Share

Madu Pilihan Untuk Suamiku
Madu Pilihan Untuk Suamiku
Penulis: Bukan superstar

Pernikahan kedua

"Sah!"

Sebuah kalimat pendek berdengung di telinga Lidia Safitri. Hari ini adalah hari dimana suaminya menikah lagi dengan seorang wanita muda yang di pilihnya sendiri.

Pernikahan sederhana di gelar di kediaman suami yang di hadiri keluarga dekat serta para tetangga.

Wanita berhijab itu tersenyum getir, menyaksikan sang suami---Bastian Prayoga menyalami satu-persatu sanak saudaranya yang tengah memberi ucapan selamat atas pernikahan keduanya. Sementara Alice--madu mudanya sedari tadi hanya menundukkan kepala kala mendengar pujian dari keluarga mertuanya.

Fitri meraup udara sebanyak-banyaknya. Dadanya bergemuruh hebat sekarang ini, seakan ada yang menghimpit Paru-parunya. Sesak, itulah yang dia rasakan saat ini.

Wanita itu tertunduk lemas sambil meremaa gamis putihnya, menetralkan perasaan cemburnya yang kini bersarang.

Entah dorongan dari mana, ia mengangkat wajahnya lagi. Dan tanpa sengaja matanya bertubrukan lansung dengan mata sang suami.

Tatapannya penuh damba pada Bastian  namun, sang suami malah mengalihkan pandangannya.

"Maafkan aku Mas, ini yang terbaik untuk kita, aku yakin kamu pasti bahagia bersama Alice,"

Jarak tiga meter dari Fitri, Bastian menahan diri untuk tidak berlari ke arah istri pertamanya itu. Tadi ia sempat melihat Fitri memandangnya dengan tatapan yang tak bisa ia artikan sama sekali.

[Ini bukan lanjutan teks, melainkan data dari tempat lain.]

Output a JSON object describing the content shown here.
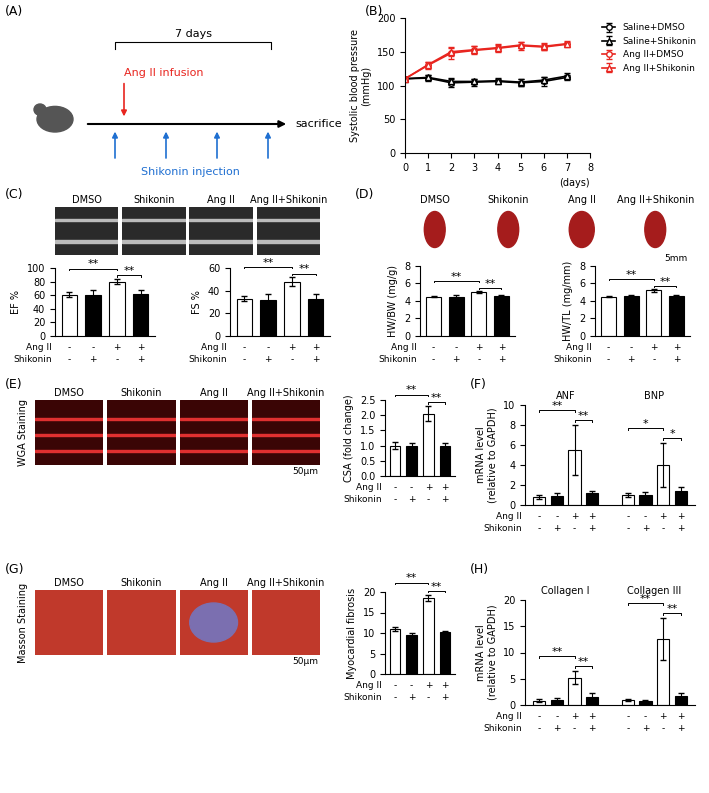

Semenjak kejadian tiga bulan silam, Bastian terlanjur kecewa terhadap keputusan Fitri yang memintanya menikah lagi. Kala itu Bastian menolak dengan tegas permintaan Fitri. Namun akhirnya Bastian pun terpaksa mengiyakan setelah di bujuk rayu Fitri dengan menerangkan dalil-dalil yang ada di dalam kitab suci agama mereka, yang memperbolehkan suami menikah lagi.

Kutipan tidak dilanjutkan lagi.